Иаков удручённо вздохнул. Отец Себастьян всю свою жизнь с малых лет посвятил религии. Но с недавних пор сам пострадал как еретик, несмотря на всё своё рвение, уважение к Святой Инквизиции и ультраконсервативный настрой.

Заступился за свою прихожанку, обвинённую по ложному доносу в колдовстве. Старик знал её с малых лет, сам крестил, окуная в купель, и отмечал в ней особую набожность среди молодых прихожан…

— Итак, — надменно-суровый голос ненавистного экзекутора возвратил юношу из трагических воспоминаний в не менее трагичную действительность. — Мы взывали к остаткам твоего поддавшегося искушению разума, предлагая отречься от своей ереси, в случае чего ты мог бы рассчитывать на снисхождение и епитимью.

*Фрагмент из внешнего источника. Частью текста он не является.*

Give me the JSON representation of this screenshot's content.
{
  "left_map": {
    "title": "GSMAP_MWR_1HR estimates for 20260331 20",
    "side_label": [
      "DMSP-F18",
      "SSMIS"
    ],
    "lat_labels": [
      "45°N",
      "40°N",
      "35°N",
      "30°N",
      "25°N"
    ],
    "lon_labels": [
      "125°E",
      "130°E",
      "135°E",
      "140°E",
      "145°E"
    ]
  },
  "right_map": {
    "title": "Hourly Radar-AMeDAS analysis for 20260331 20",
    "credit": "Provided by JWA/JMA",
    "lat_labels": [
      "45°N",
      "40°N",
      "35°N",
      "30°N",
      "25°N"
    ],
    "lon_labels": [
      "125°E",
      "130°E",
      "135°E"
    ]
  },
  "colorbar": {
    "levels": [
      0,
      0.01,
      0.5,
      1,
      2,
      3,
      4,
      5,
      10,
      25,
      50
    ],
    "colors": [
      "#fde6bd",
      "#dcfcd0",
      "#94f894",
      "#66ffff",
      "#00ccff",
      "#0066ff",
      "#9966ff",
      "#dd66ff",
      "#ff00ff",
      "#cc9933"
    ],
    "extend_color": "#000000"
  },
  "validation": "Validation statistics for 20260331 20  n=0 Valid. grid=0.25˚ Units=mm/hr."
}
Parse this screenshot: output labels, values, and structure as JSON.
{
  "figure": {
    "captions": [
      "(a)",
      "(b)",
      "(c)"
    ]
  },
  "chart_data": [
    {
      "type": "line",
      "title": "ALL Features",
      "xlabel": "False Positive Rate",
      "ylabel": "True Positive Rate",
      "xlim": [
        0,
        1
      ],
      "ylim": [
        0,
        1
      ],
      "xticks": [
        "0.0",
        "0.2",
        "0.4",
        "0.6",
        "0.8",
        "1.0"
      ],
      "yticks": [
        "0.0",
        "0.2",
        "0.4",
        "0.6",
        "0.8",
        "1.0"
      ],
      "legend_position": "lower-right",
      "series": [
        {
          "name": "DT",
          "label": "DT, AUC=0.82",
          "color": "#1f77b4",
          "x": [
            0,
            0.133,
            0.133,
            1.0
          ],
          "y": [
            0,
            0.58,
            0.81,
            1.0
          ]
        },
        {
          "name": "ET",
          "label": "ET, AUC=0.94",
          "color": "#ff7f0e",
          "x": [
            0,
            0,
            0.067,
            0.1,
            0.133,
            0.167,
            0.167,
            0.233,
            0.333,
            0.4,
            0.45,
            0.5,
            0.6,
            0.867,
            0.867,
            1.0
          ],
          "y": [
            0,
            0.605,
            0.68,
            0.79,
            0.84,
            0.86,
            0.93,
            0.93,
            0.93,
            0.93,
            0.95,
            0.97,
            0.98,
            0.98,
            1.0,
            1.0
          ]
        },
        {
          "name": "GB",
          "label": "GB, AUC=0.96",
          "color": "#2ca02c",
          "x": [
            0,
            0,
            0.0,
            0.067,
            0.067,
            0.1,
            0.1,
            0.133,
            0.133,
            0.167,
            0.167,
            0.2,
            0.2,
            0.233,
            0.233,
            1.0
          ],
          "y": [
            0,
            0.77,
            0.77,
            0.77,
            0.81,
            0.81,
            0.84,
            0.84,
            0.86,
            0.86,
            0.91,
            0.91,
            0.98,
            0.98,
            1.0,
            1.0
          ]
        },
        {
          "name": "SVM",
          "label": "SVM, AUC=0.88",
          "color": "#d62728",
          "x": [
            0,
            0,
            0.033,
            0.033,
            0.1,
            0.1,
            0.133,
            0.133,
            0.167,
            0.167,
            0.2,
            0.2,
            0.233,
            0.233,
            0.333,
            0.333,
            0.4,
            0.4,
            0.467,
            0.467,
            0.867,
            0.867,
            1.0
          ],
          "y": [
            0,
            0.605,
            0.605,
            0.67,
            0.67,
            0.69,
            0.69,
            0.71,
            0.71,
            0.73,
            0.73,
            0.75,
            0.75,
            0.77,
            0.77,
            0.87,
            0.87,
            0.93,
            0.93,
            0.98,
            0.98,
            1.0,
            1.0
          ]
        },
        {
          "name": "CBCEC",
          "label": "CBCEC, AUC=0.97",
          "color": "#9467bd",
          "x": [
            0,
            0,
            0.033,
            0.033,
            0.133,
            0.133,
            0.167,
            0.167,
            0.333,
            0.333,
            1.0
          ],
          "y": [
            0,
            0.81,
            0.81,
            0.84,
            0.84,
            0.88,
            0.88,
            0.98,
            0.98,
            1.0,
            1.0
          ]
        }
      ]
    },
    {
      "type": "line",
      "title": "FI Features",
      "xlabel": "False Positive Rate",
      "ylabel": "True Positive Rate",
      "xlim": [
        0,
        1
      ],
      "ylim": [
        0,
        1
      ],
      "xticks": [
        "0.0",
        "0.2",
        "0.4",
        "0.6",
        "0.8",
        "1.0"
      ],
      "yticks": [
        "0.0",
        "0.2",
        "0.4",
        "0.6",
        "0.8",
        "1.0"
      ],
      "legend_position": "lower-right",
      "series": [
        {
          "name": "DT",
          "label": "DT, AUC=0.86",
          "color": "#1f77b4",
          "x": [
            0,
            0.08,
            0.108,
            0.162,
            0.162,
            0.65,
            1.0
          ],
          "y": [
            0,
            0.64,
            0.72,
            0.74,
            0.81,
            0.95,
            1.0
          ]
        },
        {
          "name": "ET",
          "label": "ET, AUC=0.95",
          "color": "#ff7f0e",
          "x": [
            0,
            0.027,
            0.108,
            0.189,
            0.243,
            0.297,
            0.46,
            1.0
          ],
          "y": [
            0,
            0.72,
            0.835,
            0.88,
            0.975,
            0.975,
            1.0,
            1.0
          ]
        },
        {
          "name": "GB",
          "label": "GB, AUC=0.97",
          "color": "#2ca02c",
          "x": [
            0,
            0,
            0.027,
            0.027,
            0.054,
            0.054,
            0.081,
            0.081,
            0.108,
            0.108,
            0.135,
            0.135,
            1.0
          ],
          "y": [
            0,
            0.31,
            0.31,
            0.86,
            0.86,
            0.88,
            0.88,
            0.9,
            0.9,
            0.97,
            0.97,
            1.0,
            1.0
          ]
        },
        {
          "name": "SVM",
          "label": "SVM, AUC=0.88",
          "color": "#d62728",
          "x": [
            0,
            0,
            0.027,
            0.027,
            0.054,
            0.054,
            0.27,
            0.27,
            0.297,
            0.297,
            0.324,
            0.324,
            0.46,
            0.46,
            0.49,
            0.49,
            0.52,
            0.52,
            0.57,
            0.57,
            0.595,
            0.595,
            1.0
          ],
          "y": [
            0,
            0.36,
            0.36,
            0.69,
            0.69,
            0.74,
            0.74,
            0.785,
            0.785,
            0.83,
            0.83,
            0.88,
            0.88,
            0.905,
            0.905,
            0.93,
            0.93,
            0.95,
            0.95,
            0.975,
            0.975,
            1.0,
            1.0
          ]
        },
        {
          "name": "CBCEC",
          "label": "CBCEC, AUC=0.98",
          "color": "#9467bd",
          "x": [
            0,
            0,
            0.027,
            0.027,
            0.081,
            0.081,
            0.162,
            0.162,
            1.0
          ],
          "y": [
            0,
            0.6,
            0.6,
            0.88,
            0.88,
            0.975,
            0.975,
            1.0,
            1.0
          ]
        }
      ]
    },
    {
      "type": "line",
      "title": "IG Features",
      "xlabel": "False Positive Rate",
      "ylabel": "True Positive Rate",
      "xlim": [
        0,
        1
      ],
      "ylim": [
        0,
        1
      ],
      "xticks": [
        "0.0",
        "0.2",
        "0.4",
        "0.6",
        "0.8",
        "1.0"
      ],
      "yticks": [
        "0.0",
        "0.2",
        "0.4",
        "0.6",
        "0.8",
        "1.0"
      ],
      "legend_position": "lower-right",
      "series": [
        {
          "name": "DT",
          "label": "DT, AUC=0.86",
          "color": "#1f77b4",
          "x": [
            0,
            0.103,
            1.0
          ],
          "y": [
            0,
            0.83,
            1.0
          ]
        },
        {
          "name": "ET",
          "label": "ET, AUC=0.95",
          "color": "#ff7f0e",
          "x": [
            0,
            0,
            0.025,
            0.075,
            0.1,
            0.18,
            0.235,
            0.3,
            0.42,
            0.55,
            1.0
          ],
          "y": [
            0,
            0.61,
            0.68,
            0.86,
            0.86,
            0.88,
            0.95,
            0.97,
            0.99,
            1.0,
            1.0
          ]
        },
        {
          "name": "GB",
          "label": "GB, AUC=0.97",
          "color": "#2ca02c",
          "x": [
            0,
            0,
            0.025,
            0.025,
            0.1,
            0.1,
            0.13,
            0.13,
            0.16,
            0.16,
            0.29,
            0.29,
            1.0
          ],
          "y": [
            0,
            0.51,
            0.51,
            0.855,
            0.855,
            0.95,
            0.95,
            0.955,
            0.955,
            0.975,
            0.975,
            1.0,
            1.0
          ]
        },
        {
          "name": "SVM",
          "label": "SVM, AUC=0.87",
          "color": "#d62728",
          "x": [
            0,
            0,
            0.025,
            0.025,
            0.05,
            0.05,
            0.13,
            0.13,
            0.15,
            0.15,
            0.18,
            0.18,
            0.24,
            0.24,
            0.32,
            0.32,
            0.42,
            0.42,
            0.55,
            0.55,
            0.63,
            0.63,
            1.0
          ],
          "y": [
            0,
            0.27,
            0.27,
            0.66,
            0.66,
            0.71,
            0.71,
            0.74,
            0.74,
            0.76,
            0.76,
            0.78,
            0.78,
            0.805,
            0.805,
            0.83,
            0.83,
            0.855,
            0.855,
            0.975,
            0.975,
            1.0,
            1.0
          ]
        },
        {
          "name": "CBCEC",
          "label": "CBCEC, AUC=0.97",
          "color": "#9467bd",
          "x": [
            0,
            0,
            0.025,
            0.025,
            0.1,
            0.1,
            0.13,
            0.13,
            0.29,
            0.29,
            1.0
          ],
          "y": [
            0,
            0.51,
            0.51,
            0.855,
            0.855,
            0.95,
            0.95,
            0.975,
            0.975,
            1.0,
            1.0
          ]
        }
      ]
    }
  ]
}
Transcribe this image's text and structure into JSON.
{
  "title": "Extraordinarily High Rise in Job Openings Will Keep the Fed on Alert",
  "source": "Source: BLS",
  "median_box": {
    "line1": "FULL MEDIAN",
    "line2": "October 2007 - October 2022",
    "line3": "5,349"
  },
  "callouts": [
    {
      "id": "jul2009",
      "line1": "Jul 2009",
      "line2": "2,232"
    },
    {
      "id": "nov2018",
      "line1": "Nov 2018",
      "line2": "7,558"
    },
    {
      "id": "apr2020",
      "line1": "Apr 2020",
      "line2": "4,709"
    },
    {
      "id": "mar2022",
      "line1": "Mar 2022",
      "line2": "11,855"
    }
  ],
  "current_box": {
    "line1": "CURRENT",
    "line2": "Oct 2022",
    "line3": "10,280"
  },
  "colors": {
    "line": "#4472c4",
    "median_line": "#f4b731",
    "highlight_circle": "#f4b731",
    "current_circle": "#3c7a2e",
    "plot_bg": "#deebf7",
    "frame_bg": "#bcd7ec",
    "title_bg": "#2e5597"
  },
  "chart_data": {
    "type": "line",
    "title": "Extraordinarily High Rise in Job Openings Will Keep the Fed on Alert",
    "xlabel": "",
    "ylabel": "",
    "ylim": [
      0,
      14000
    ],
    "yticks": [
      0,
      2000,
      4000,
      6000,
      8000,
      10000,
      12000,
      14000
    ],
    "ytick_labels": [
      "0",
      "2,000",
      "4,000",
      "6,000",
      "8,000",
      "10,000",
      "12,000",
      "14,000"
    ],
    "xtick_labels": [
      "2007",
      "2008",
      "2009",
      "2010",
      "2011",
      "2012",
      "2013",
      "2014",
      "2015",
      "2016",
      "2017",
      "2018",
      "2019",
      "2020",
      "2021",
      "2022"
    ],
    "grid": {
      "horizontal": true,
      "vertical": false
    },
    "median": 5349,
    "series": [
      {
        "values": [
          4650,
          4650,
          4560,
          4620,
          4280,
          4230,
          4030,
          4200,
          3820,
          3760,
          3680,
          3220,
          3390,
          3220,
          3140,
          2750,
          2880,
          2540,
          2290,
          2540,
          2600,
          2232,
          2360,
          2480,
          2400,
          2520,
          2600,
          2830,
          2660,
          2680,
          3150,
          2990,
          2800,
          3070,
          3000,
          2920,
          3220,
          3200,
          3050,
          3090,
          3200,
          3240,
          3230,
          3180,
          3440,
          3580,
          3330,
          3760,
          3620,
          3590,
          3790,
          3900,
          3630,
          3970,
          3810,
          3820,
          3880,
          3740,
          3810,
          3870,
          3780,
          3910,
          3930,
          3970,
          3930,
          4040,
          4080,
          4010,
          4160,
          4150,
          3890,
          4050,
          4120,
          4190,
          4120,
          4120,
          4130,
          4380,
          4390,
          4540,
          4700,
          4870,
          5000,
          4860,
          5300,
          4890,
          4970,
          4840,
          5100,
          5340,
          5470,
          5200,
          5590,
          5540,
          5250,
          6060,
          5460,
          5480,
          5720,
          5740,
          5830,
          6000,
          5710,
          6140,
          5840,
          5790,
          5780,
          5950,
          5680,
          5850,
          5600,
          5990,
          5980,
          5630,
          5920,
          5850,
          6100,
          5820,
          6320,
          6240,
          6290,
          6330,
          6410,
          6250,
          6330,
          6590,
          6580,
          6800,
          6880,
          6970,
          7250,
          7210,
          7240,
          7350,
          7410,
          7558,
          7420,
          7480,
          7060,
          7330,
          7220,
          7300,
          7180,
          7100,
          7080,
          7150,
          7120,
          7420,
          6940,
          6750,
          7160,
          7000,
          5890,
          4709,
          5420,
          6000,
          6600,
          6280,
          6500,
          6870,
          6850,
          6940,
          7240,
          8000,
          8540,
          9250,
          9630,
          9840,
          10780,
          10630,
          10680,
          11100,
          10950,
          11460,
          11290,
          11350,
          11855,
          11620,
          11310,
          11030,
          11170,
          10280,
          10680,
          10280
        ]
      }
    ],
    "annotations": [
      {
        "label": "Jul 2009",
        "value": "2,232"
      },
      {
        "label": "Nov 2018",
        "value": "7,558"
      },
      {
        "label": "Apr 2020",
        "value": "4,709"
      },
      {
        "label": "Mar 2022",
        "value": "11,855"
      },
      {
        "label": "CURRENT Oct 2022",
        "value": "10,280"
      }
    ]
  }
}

Однако ты был глух и упрям, как осёл. Ежели ты и в третий раз будешь упорствовать, то, к моему величайшему сожалению, мы будем вынуждены признать тебя упорным еретиком и отлучить от лона Матери—Церкви. А в этом случае, поскольку ты более не будешь являться правоверным католиком, наша юрисдикция не будет распространяться на твою персону и нам ничего не останется, кроме как выдать тебя светским властям ut populi errata inquirant et corrigant6

— Debita animadversione puniendum7, — молитвенно вознеся руки, с напускной лицемерной жалостью изрёк один из монахов.

— А они не отличаются нашим ангельским человеколюбием, несмотря на все наши просьбы, — продолжил отец—экзекутор.

— Человеколюбием? — осмелившись подать голос без соответствующего разрешения, Иаков не то улыбнулся, не то оскалился, но в любом случае это смотрелось невесело. — Мне даже не зачитали обвинения.

— Нет, вы только посмотрите, да он над нами просто издевается! — вознегодовал второй монах, вложив руки в просторные рукава своей широкой рясы, кое-как опоясанной верёвкой поверх необъятного брюха.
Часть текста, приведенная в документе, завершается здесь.